Image showing double-stranded DNA repair following radiation in breast tumours (photo: Frances Daley/Dave Robertson)
In the early days of radiotherapy, it was generally thought that the biggest tolerated dose should be given as fast as possible.
It wasn’t until the 1920s that Professor Claude Regaud at the Radium Institute in Paris recognised that radiotherapy may be better tolerated and more effective if delivered more slowly with modest doses per day over several weeks.
The reason for splitting a radiation dose is to maximise the killing of cancer cells, while minimising damage to neighbouring healthy tissues. This approach, known as fractionation, is still one of the most important underlying principles in modern-day radiotherapy.
Fraction size sensitivity reflects the ability of the cell to repair lethal double-stranded DNA breaks caused by radiotherapy, prior to the next fraction of radiotherapy.

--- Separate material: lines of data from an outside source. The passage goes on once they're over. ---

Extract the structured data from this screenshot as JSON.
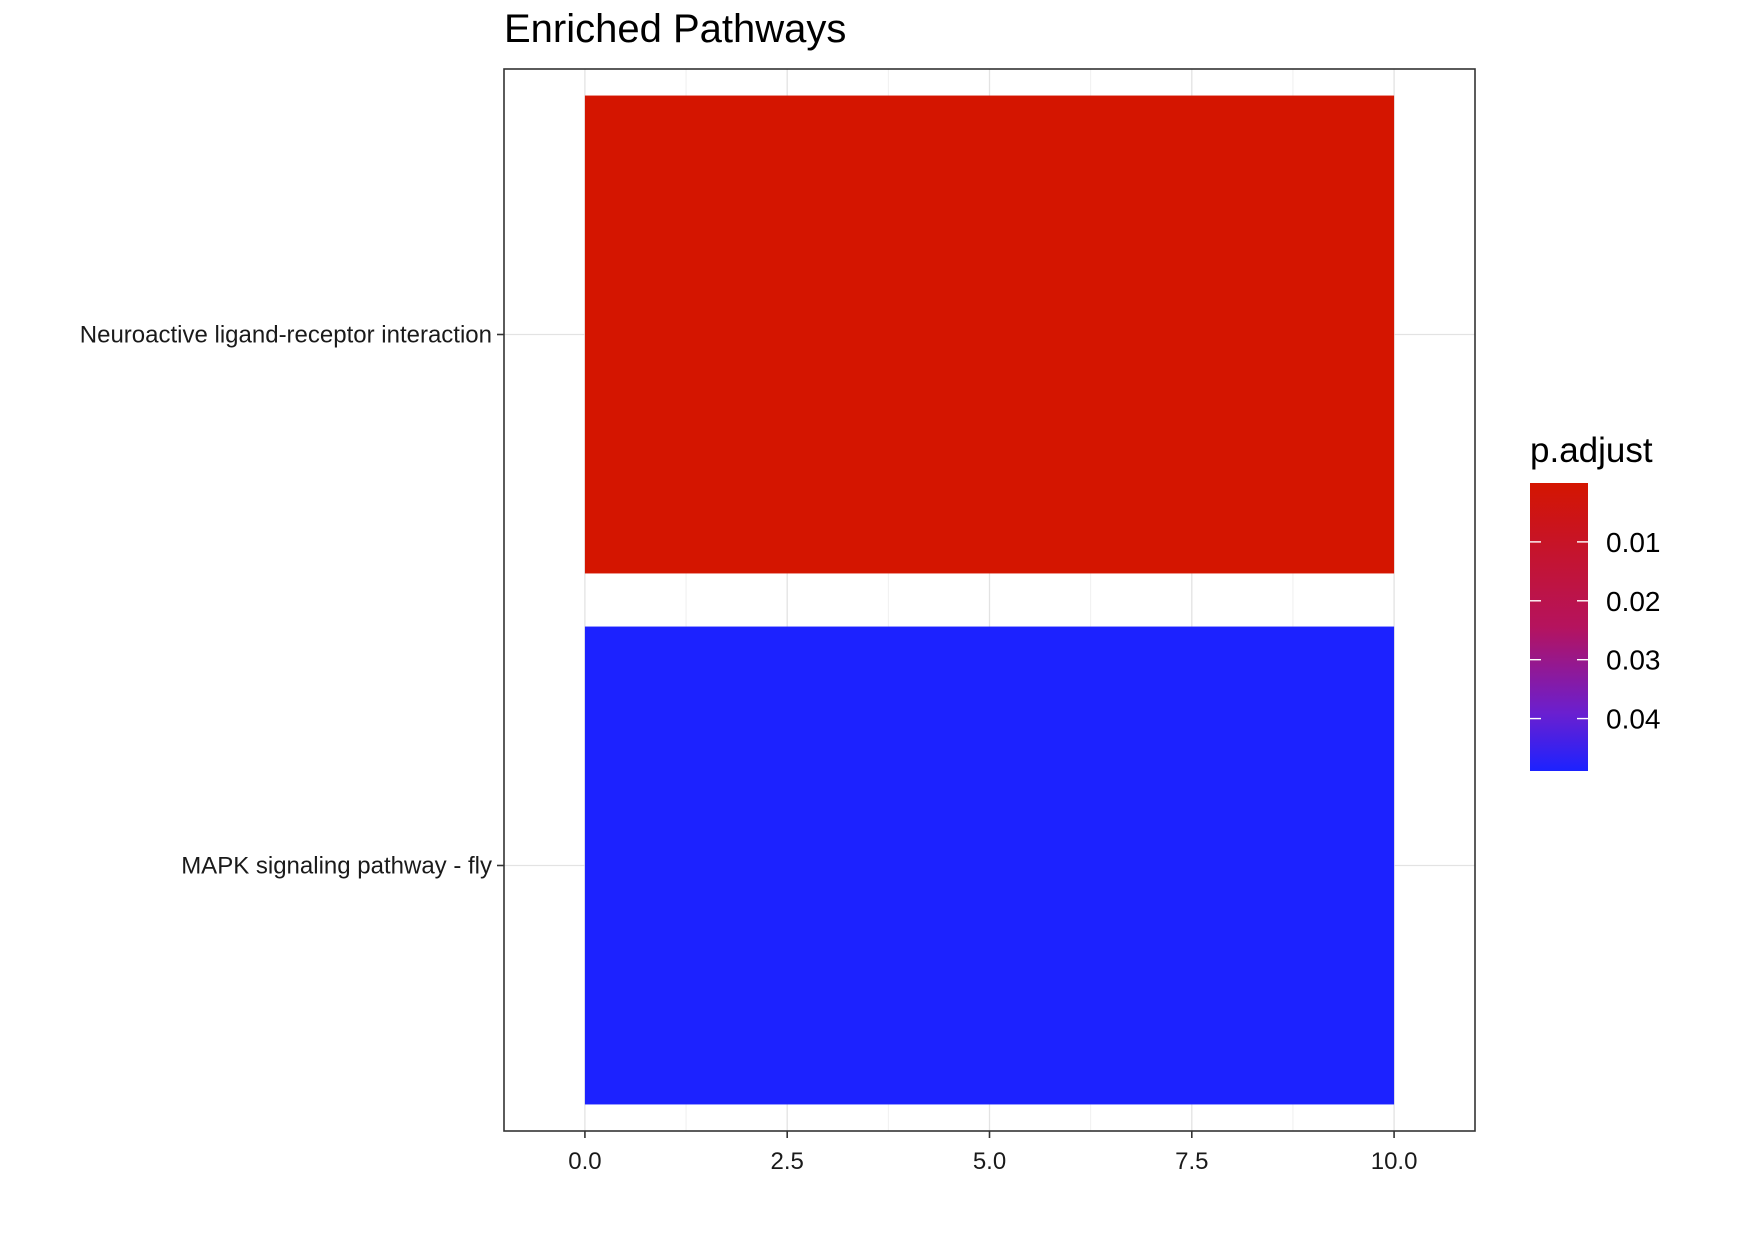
{
  "chart_data": {
    "type": "bar",
    "orientation": "horizontal",
    "title": "Enriched Pathways",
    "xlabel": "",
    "ylabel": "",
    "categories": [
      "Neuroactive ligand-receptor interaction",
      "MAPK signaling pathway - fly"
    ],
    "values": [
      10,
      10
    ],
    "p_adjust": [
      0.0,
      0.05
    ],
    "bar_colors": [
      "#d41500",
      "#1c22ff"
    ],
    "xlim": [
      -1,
      11
    ],
    "x_ticks": [
      0,
      2.5,
      5,
      7.5,
      10
    ],
    "x_tick_labels": [
      "0.0",
      "2.5",
      "5.0",
      "7.5",
      "10.0"
    ],
    "grid": true,
    "legend": {
      "title": "p.adjust",
      "placement": "right",
      "type": "colorbar",
      "range": [
        0.0,
        0.0489
      ],
      "low_color": "#d41500",
      "high_color": "#1c22ff",
      "ticks": [
        0.01,
        0.02,
        0.03,
        0.04
      ],
      "tick_labels": [
        "0.01",
        "0.02",
        "0.03",
        "0.04"
      ]
    }
  }
}
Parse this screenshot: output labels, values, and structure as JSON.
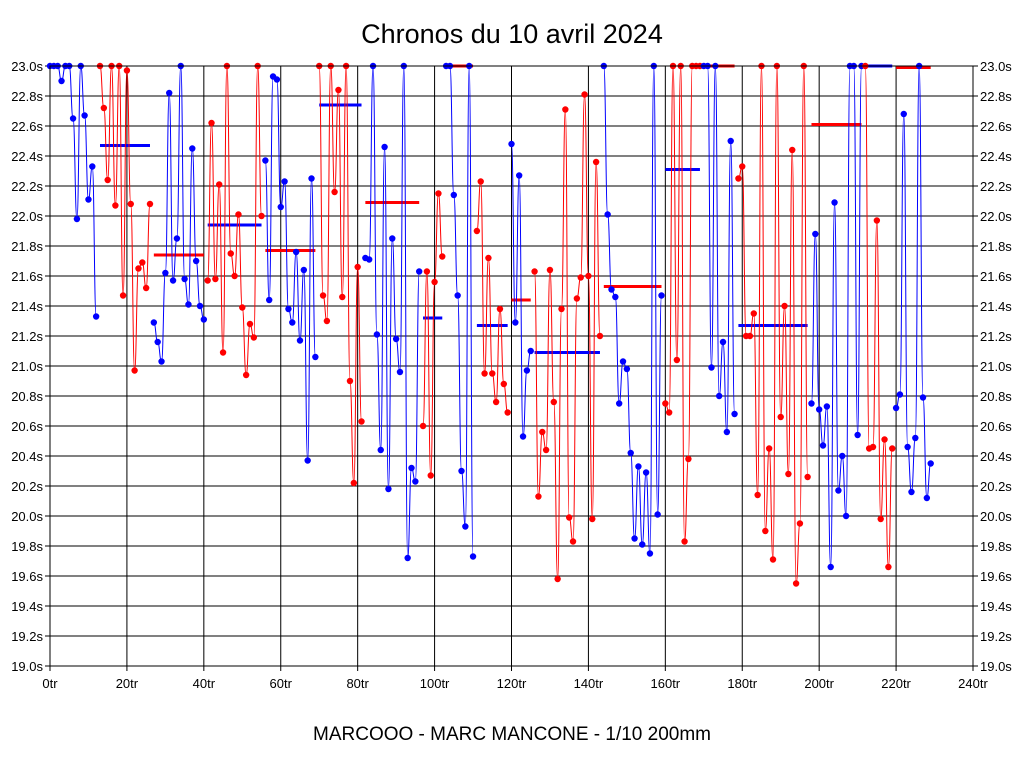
{
  "chart_data": {
    "type": "line",
    "title": "Chronos du 10 avril 2024",
    "subtitle": "MARCOOO - MARC MANCONE - 1/10 200mm",
    "xlabel": "",
    "ylabel": "",
    "xlim": [
      0,
      240
    ],
    "ylim": [
      19.0,
      23.0
    ],
    "grid": true,
    "x_ticks": [
      0,
      20,
      40,
      60,
      80,
      100,
      120,
      140,
      160,
      180,
      200,
      220,
      240
    ],
    "x_tick_labels": [
      "0tr",
      "20tr",
      "40tr",
      "60tr",
      "80tr",
      "100tr",
      "120tr",
      "140tr",
      "160tr",
      "180tr",
      "200tr",
      "220tr",
      "240tr"
    ],
    "y_ticks": [
      19.0,
      19.2,
      19.4,
      19.6,
      19.8,
      20.0,
      20.2,
      20.4,
      20.6,
      20.8,
      21.0,
      21.2,
      21.4,
      21.6,
      21.8,
      22.0,
      22.2,
      22.4,
      22.6,
      22.8,
      23.0
    ],
    "y_tick_labels": [
      "19.0s",
      "19.2s",
      "19.4s",
      "19.6s",
      "19.8s",
      "20.0s",
      "20.2s",
      "20.4s",
      "20.6s",
      "20.8s",
      "21.0s",
      "21.2s",
      "21.4s",
      "21.6s",
      "21.8s",
      "22.0s",
      "22.2s",
      "22.4s",
      "22.6s",
      "22.8s",
      "23.0s"
    ],
    "colors": {
      "blue": "#0000ff",
      "red": "#ff0000",
      "axis": "#000000",
      "grid": "#000000"
    },
    "series": [
      {
        "name": "series-1",
        "color": "#0000ff",
        "points": [
          [
            0,
            23.0
          ],
          [
            1,
            23.0
          ],
          [
            2,
            23.0
          ],
          [
            3,
            22.9
          ],
          [
            4,
            23.0
          ],
          [
            5,
            23.0
          ],
          [
            6,
            22.65
          ],
          [
            7,
            21.98
          ],
          [
            8,
            23.0
          ],
          [
            9,
            22.67
          ],
          [
            10,
            22.11
          ],
          [
            11,
            22.33
          ],
          [
            12,
            21.33
          ]
        ]
      },
      {
        "name": "series-2",
        "color": "#ff0000",
        "points": [
          [
            13,
            23.0
          ],
          [
            14,
            22.72
          ],
          [
            15,
            22.24
          ],
          [
            16,
            23.0
          ],
          [
            17,
            22.07
          ],
          [
            18,
            23.0
          ],
          [
            19,
            21.47
          ],
          [
            20,
            22.97
          ],
          [
            21,
            22.08
          ],
          [
            22,
            20.97
          ],
          [
            23,
            21.65
          ],
          [
            24,
            21.69
          ],
          [
            25,
            21.52
          ],
          [
            26,
            22.08
          ]
        ]
      },
      {
        "name": "series-3",
        "color": "#0000ff",
        "points": [
          [
            27,
            21.29
          ],
          [
            28,
            21.16
          ],
          [
            29,
            21.03
          ],
          [
            30,
            21.62
          ],
          [
            31,
            22.82
          ],
          [
            32,
            21.57
          ],
          [
            33,
            21.85
          ],
          [
            34,
            23.0
          ],
          [
            35,
            21.58
          ],
          [
            36,
            21.41
          ],
          [
            37,
            22.45
          ],
          [
            38,
            21.7
          ],
          [
            39,
            21.4
          ],
          [
            40,
            21.31
          ]
        ]
      },
      {
        "name": "series-4",
        "color": "#ff0000",
        "points": [
          [
            41,
            21.57
          ],
          [
            42,
            22.62
          ],
          [
            43,
            21.58
          ],
          [
            44,
            22.21
          ],
          [
            45,
            21.09
          ],
          [
            46,
            23.0
          ],
          [
            47,
            21.75
          ],
          [
            48,
            21.6
          ],
          [
            49,
            22.01
          ],
          [
            50,
            21.39
          ],
          [
            51,
            20.94
          ],
          [
            52,
            21.28
          ],
          [
            53,
            21.19
          ],
          [
            54,
            23.0
          ],
          [
            55,
            22.0
          ]
        ]
      },
      {
        "name": "series-5",
        "color": "#0000ff",
        "points": [
          [
            56,
            22.37
          ],
          [
            57,
            21.44
          ],
          [
            58,
            22.93
          ],
          [
            59,
            22.91
          ],
          [
            60,
            22.06
          ],
          [
            61,
            22.23
          ],
          [
            62,
            21.38
          ],
          [
            63,
            21.29
          ],
          [
            64,
            21.76
          ],
          [
            65,
            21.17
          ],
          [
            66,
            21.64
          ],
          [
            67,
            20.37
          ],
          [
            68,
            22.25
          ],
          [
            69,
            21.06
          ]
        ]
      },
      {
        "name": "series-6",
        "color": "#ff0000",
        "points": [
          [
            70,
            23.0
          ],
          [
            71,
            21.47
          ],
          [
            72,
            21.3
          ],
          [
            73,
            23.0
          ],
          [
            74,
            22.16
          ],
          [
            75,
            22.84
          ],
          [
            76,
            21.46
          ],
          [
            77,
            23.0
          ],
          [
            78,
            20.9
          ],
          [
            79,
            20.22
          ],
          [
            80,
            21.66
          ],
          [
            81,
            20.63
          ]
        ]
      },
      {
        "name": "series-7",
        "color": "#0000ff",
        "points": [
          [
            82,
            21.72
          ],
          [
            83,
            21.71
          ],
          [
            84,
            23.0
          ],
          [
            85,
            21.21
          ],
          [
            86,
            20.44
          ],
          [
            87,
            22.46
          ],
          [
            88,
            20.18
          ],
          [
            89,
            21.85
          ],
          [
            90,
            21.18
          ],
          [
            91,
            20.96
          ],
          [
            92,
            23.0
          ],
          [
            93,
            19.72
          ],
          [
            94,
            20.32
          ],
          [
            95,
            20.23
          ],
          [
            96,
            21.63
          ]
        ]
      },
      {
        "name": "series-8",
        "color": "#ff0000",
        "points": [
          [
            97,
            20.6
          ],
          [
            98,
            21.63
          ],
          [
            99,
            20.27
          ],
          [
            100,
            21.56
          ],
          [
            101,
            22.15
          ],
          [
            102,
            21.73
          ]
        ]
      },
      {
        "name": "series-9",
        "color": "#0000ff",
        "points": [
          [
            103,
            23.0
          ],
          [
            104,
            23.0
          ],
          [
            105,
            22.14
          ],
          [
            106,
            21.47
          ],
          [
            107,
            20.3
          ],
          [
            108,
            19.93
          ],
          [
            109,
            23.0
          ],
          [
            110,
            19.73
          ]
        ]
      },
      {
        "name": "series-10",
        "color": "#ff0000",
        "points": [
          [
            111,
            21.9
          ],
          [
            112,
            22.23
          ],
          [
            113,
            20.95
          ],
          [
            114,
            21.72
          ],
          [
            115,
            20.95
          ],
          [
            116,
            20.76
          ],
          [
            117,
            21.38
          ],
          [
            118,
            20.88
          ],
          [
            119,
            20.69
          ]
        ]
      },
      {
        "name": "series-11",
        "color": "#0000ff",
        "points": [
          [
            120,
            22.48
          ],
          [
            121,
            21.29
          ],
          [
            122,
            22.27
          ],
          [
            123,
            20.53
          ],
          [
            124,
            20.97
          ],
          [
            125,
            21.1
          ]
        ]
      },
      {
        "name": "series-12",
        "color": "#ff0000",
        "points": [
          [
            126,
            21.63
          ],
          [
            127,
            20.13
          ],
          [
            128,
            20.56
          ],
          [
            129,
            20.44
          ],
          [
            130,
            21.64
          ],
          [
            131,
            20.76
          ],
          [
            132,
            19.58
          ],
          [
            133,
            21.38
          ],
          [
            134,
            22.71
          ],
          [
            135,
            19.99
          ],
          [
            136,
            19.83
          ],
          [
            137,
            21.45
          ],
          [
            138,
            21.59
          ],
          [
            139,
            22.81
          ],
          [
            140,
            21.6
          ],
          [
            141,
            19.98
          ],
          [
            142,
            22.36
          ],
          [
            143,
            21.2
          ]
        ]
      },
      {
        "name": "series-13",
        "color": "#0000ff",
        "points": [
          [
            144,
            23.0
          ],
          [
            145,
            22.01
          ],
          [
            146,
            21.51
          ],
          [
            147,
            21.46
          ],
          [
            148,
            20.75
          ],
          [
            149,
            21.03
          ],
          [
            150,
            20.98
          ],
          [
            151,
            20.42
          ],
          [
            152,
            19.85
          ],
          [
            153,
            20.33
          ],
          [
            154,
            19.81
          ],
          [
            155,
            20.29
          ],
          [
            156,
            19.75
          ],
          [
            157,
            23.0
          ],
          [
            158,
            20.01
          ],
          [
            159,
            21.47
          ]
        ]
      },
      {
        "name": "series-14",
        "color": "#ff0000",
        "points": [
          [
            160,
            20.75
          ],
          [
            161,
            20.69
          ],
          [
            162,
            23.0
          ],
          [
            163,
            21.04
          ],
          [
            164,
            23.0
          ],
          [
            165,
            19.83
          ],
          [
            166,
            20.38
          ],
          [
            167,
            23.0
          ],
          [
            168,
            23.0
          ],
          [
            169,
            23.0
          ]
        ]
      },
      {
        "name": "series-15",
        "color": "#0000ff",
        "points": [
          [
            170,
            23.0
          ],
          [
            171,
            23.0
          ],
          [
            172,
            20.99
          ],
          [
            173,
            23.0
          ],
          [
            174,
            20.8
          ],
          [
            175,
            21.16
          ],
          [
            176,
            20.56
          ],
          [
            177,
            22.5
          ],
          [
            178,
            20.68
          ]
        ]
      },
      {
        "name": "series-16",
        "color": "#ff0000",
        "points": [
          [
            179,
            22.25
          ],
          [
            180,
            22.33
          ],
          [
            181,
            21.2
          ],
          [
            182,
            21.2
          ],
          [
            183,
            21.35
          ],
          [
            184,
            20.14
          ],
          [
            185,
            23.0
          ],
          [
            186,
            19.9
          ],
          [
            187,
            20.45
          ],
          [
            188,
            19.71
          ],
          [
            189,
            23.0
          ],
          [
            190,
            20.66
          ],
          [
            191,
            21.4
          ],
          [
            192,
            20.28
          ],
          [
            193,
            22.44
          ],
          [
            194,
            19.55
          ],
          [
            195,
            19.95
          ],
          [
            196,
            23.0
          ],
          [
            197,
            20.26
          ]
        ]
      },
      {
        "name": "series-17",
        "color": "#0000ff",
        "points": [
          [
            198,
            20.75
          ],
          [
            199,
            21.88
          ],
          [
            200,
            20.71
          ],
          [
            201,
            20.47
          ],
          [
            202,
            20.73
          ],
          [
            203,
            19.66
          ],
          [
            204,
            22.09
          ],
          [
            205,
            20.17
          ],
          [
            206,
            20.4
          ],
          [
            207,
            20.0
          ],
          [
            208,
            23.0
          ],
          [
            209,
            23.0
          ],
          [
            210,
            20.54
          ],
          [
            211,
            23.0
          ]
        ]
      },
      {
        "name": "series-18",
        "color": "#ff0000",
        "points": [
          [
            212,
            23.0
          ],
          [
            213,
            20.45
          ],
          [
            214,
            20.46
          ],
          [
            215,
            21.97
          ],
          [
            216,
            19.98
          ],
          [
            217,
            20.51
          ],
          [
            218,
            19.66
          ],
          [
            219,
            20.45
          ]
        ]
      },
      {
        "name": "series-19",
        "color": "#0000ff",
        "points": [
          [
            220,
            20.72
          ],
          [
            221,
            20.81
          ],
          [
            222,
            22.68
          ],
          [
            223,
            20.46
          ],
          [
            224,
            20.16
          ],
          [
            225,
            20.52
          ],
          [
            226,
            23.0
          ],
          [
            227,
            20.79
          ],
          [
            228,
            20.12
          ],
          [
            229,
            20.35
          ]
        ]
      }
    ],
    "averages": [
      {
        "color": "#0000ff",
        "x0": 13,
        "x1": 26,
        "y": 22.47
      },
      {
        "color": "#ff0000",
        "x0": 27,
        "x1": 40,
        "y": 21.74
      },
      {
        "color": "#0000ff",
        "x0": 41,
        "x1": 55,
        "y": 21.94
      },
      {
        "color": "#ff0000",
        "x0": 56,
        "x1": 69,
        "y": 21.77
      },
      {
        "color": "#0000ff",
        "x0": 70,
        "x1": 81,
        "y": 22.74
      },
      {
        "color": "#ff0000",
        "x0": 82,
        "x1": 96,
        "y": 22.09
      },
      {
        "color": "#0000ff",
        "x0": 97,
        "x1": 102,
        "y": 21.32
      },
      {
        "color": "#ff0000",
        "x0": 103,
        "x1": 110,
        "y": 23.0
      },
      {
        "color": "#0000ff",
        "x0": 111,
        "x1": 119,
        "y": 21.27
      },
      {
        "color": "#ff0000",
        "x0": 120,
        "x1": 125,
        "y": 21.44
      },
      {
        "color": "#0000ff",
        "x0": 126,
        "x1": 143,
        "y": 21.09
      },
      {
        "color": "#ff0000",
        "x0": 144,
        "x1": 159,
        "y": 21.53
      },
      {
        "color": "#0000ff",
        "x0": 160,
        "x1": 169,
        "y": 22.31
      },
      {
        "color": "#ff0000",
        "x0": 170,
        "x1": 178,
        "y": 23.0
      },
      {
        "color": "#0000ff",
        "x0": 179,
        "x1": 197,
        "y": 21.27
      },
      {
        "color": "#ff0000",
        "x0": 198,
        "x1": 211,
        "y": 22.61
      },
      {
        "color": "#0000ff",
        "x0": 212,
        "x1": 219,
        "y": 23.0
      },
      {
        "color": "#ff0000",
        "x0": 220,
        "x1": 229,
        "y": 22.99
      }
    ]
  }
}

All tumours are sensitive to the total radiation dose delivered, but not all are sensitive to the size of the fractions, or daily dose, used to deliver the total dose.
Since the majority of dose-limiting healthy tissues – such as skin, muscle and ribs – are consistently sensitive to fraction size, historical practice has been to spare them as much as possible using small (1.8–2.0 Gy (Gray)) fractions to deliver the highest possible total dose (60–90 Gy) to the cancer.
However, recent research lead by The Institute of Cancer Research, London and The Royal Marsden has shown that breast and prostate cancer are more sensitive to fraction size than previously thought, which means that using small fractions has no advantage when treating these cancers.
Discovering predictive markers
Dr Navita Somaiah is a Clinician Scientist at the ICR and a Clinical Oncology Consultant at The Royal Marsden studying mechanisms underlying fraction size sensitivity.
The focus of this research is on biomarkers – molecular and cellular measures – that can be used to indicate the sensitivity to fractionation treatment.
Dr Somaiah says: “Previous research shows that small fractions spare breast and prostate cancer as much as the surrounding normal tissues. Our research from the START breast cancer trials show that a lower total dose delivered in fewer, larger fractions – hypofractionation – is just as safe and effective as the standard treatment, which delivers a high total dose in 25 small daily doses.
“Given the evidence for variation in fraction size sensitivity between tumour types, it is also possible that significant variation in sensitivity exists within tumour types. That’s why we are looking for predictive biomarkers of sensitivity to fraction size that allow stratification of patients for treatment with the most appropriate fractionation regimen.”
The ICR, along with The Royal Marsden, is leading the START and CHHIP trials – the largest breast and prostate cancer hypofractionation trials in the world. Other national trials include the IMPORT and FAST Forward studies, which are soon expected to change NHS practice in the way hypofractionated radiotherapy is delivered to women with breast cancer.
“We are capitalising on our global lead in breast fractionation trials with an extensive translational radiobiology research programme running parallel to these trials,” explains Dr Somaiah. “Using banked tumour samples from these studies, we are working towards identifying biomarkers of radiation fraction size sensitivity and radiosensitivity.”
Personalised radiotherapy
A new collaboration between the breast and prostate teams is also allowing the identification and validation of biomarkers in two tumour types that share similar average sensitivities to daily doses of radiation.
“In addition to molecular pathology and genomic analysis, we are looking at cellular and molecular determinants of fraction size sensitivity with a newly established collaboration with the Genome Damage and Stability Centre in Sussex,” reveals Dr Somaiah.
Much like Regaud’s research carried out nearly a century ago, Dr Somaiah’s translational research is helping to shape the future of radiotherapy.
If we have more personalised radiotherapy based on biomarkers of fraction sensitivity, we can move away from the ‘one fraction size’ fits all approach that has been a feature of radiotherapy for decades.
Combined with our drive to develop more accurate imaging techniques and efforts to improve the effectiveness of radiation treatment, our radiotherapy research is already helping to make huge contributions in improving the outcome for patients undergoing radiotherapy.